In early February, Chalkbeat published an analysis of New York City’s graduation rate, which rose to nearly 76 percent in 2018—a 1.7 percent increase compared to 2017. The article notes that although city officials have pointed to the increase as evidence of growth, it may actually be due to recent state policy changes that provided additional pathways toward graduation. One of these changes allowed students to graduate with lower scores on the five state tests—known as Regents exams—that they must pass to earn a diploma. The other allowed students to substitute one of the five exams with an alternative test. Although neither were new for the Class of 2018, a whopping 1.2 percent of the city’s 1.7 percent increase can be solely accounted for by students taking advantage of the alternatives.
For some pundits and advocates, that’s not a problem. One of the driving forces behind expanding the number of pathways to a diploma is allowing more students to graduate. Data show that students with a high school diploma earn more than those without one, and dropouts face higher rates of unemployment, poverty, and incarceration. It’s not surprising that policymakers would support systems that maximize the number of students receiving a diploma.

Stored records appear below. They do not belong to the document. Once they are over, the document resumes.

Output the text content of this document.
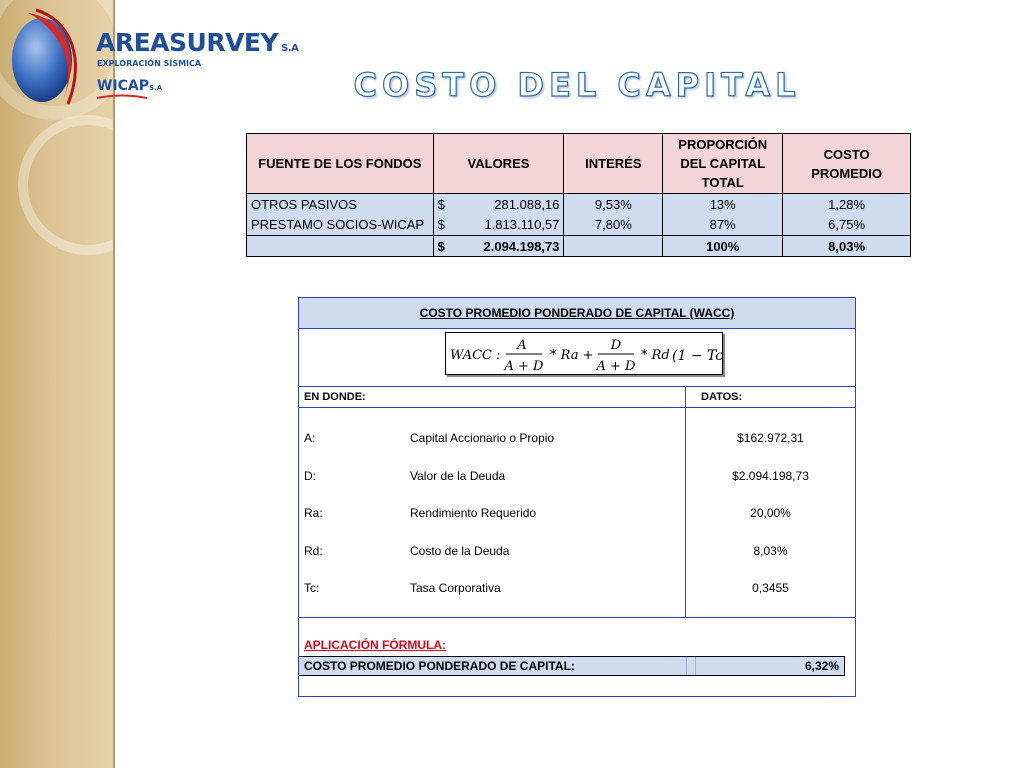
AREASURVEY S.A
EXPLORACIÓN SÍSMICA
WICAPS.A	COSTO DEL CAPITAL
FUENTE DE LOS FONDOS	VALORES	INTERÉS	PROPORCIÓN DEL CAPITAL TOTAL	COSTO PROMEDIO
OTROS PASIVOS	$ 281.088,16	9,53%	13%	1,28%
PRESTAMO SOCIOS-WICAP	$ 1.813.110,57	7,80%	87%	6,75%

	$ 2.094.198,73		100%	8,03%
COSTO PROMEDIO PONDERADO DE CAPITAL (WACC)
WACC :
A
A + D
* Ra +
D
A + D
* Rd (1 − Tc)
EN DONDE:	DATOS:
A:	Capital Accionario o Propio	$162.972,31
D:	Valor de la Deuda	$2.094.198,73
Ra:	Rendimiento Requerido	20,00%
Rd:	Costo de la Deuda	8,03%
Tc:	Tasa Corporativa	0,3455
APLICACIÓN FÓRMULA:
COSTO PROMEDIO PONDERADO DE CAPITAL:	6,32%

But there are two sides to every coin. More students may get a diploma when graduation pathways are broad and less rigorous, but these students may very well end up struggling in college and the workplace because they haven’t mastered important content and skills. Significant majorities of college instructors and employers have reported that recent high school graduates are arriving at college or the workplace with gaps in their preparation. Job openings and unemployment numbers reported by the U.S. Department of Labor indicate that the skills and preparation of jobseekers don’t match the needs of employers. And the most recent report on college completion rates from the National Student Clearinghouse found that, within six years of starting college, 11 percent of students had not earned a degree or certificate but were still enrolled, and another 30 percent had dropped out entirely. A good chunk of those dropouts are students who had to take remedial courses because they weren’t prepared for college-level work, and data show that most remedial students never go on to graduate. Ohio-specific data is similar: 27 percent of incoming college students require remedial coursework, and only 33 percent of Ohio students earn at least an associate degree within six years.

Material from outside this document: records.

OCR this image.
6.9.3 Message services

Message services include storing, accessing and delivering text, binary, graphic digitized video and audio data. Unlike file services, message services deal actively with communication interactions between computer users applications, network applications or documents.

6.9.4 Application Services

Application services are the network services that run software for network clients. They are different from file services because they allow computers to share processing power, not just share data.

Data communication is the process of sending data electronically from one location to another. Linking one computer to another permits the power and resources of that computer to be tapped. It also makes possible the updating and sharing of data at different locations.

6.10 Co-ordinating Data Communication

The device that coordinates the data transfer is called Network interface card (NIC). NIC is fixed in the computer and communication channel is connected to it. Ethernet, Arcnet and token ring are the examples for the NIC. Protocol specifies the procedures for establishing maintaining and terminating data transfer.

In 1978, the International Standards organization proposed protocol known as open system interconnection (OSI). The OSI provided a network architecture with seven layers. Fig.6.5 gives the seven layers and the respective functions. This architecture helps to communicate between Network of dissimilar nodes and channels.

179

The upshot of all this data is that there are thousands of adults who are struggling mightily in college and the workplace because of a gap between what their high school diploma says they’re ready to do and what they’re actually ready to do. One way to fix this would be to set rigorous graduation requirements: Policymakers could make sure that high school diplomas are a meaningful indicator of the basic academic skills that colleges and employers look for, and schools could provide students who are struggling to meet those benchmarks with a ton of support and remediation. Graduation requirements shouldn’t be unrealistically high, but they shouldn’t be nonexistent either. States should set a reasonable bar for academic mastery and then stick to it.
Unfortunately, that’s the opposite of what Ohio has done. In fact, many in the Buckeye State are calling for easier graduation requirements and more expanded pathways. The state’s strategic plan asserts that “students should have multiple ways to demonstrate what they know and are able to do.” Legislation that passed late last year put alternative pathways in place for the classes of 2019 and 2020. And a long-term proposal from the Ohio Department of Education and the State Board of Education would give students a menu of graduation pathways ostensibly to make school more “personalized” to their interests.
But there is a serious problem with Ohio’s recent changes and proposals. Despite assurances to the contrary, these expanded pathways are not rigorous. The alternatives put in place for the classes of 2018, 2019, and 2020 allow students to graduate based on non-academic measures like attendance and volunteer hours—things that have nothing to do with the basic academic skills that both employers and colleges look for. The proposal being debated by the state board isn’t any better. The “Culminating Student Experience” option that is outlined within the proposal is the educational equivalent of Harry Potter’s Room of Requirement—it can be anything to anyone, from a portfolio of art works to a science fair project. There are no guardrails to ensure that what it’s used for is beneficial for students. (See here for a more in-depth look at what the culminating student experience requires of students.)
As my colleague Brandon Wright has noted, easing expectations can seem like a victimless act. Data show that adults with high school diplomas are better off, and so it seems compassionate to weaken graduation requirements and give as many students as possible a diploma. But doing so ignores the laundry list of issues that graduates face when they’re handed a meaningless diploma: remedial college classes that cost money and waste time, struggling to keep up with better-prepared peers, and difficulty finding and keeping a well-paying job. These are serious problems that can negatively impact the same outcomes a high school diploma is supposed to make possible.
Even worse, students are left to deal with these consequences largely on their own. The moment they’ve earned their diploma and been counted in the graduation rate, they’re no longer the K–12 system’s problem. That’s great for policy leaders who want to use high graduation rates in their rhetoric, and for administrators who are concerned with short-term results that prove they know what they’re doing. But for students who have to navigate college and the workplace armed with a meaningless diploma? Not so much.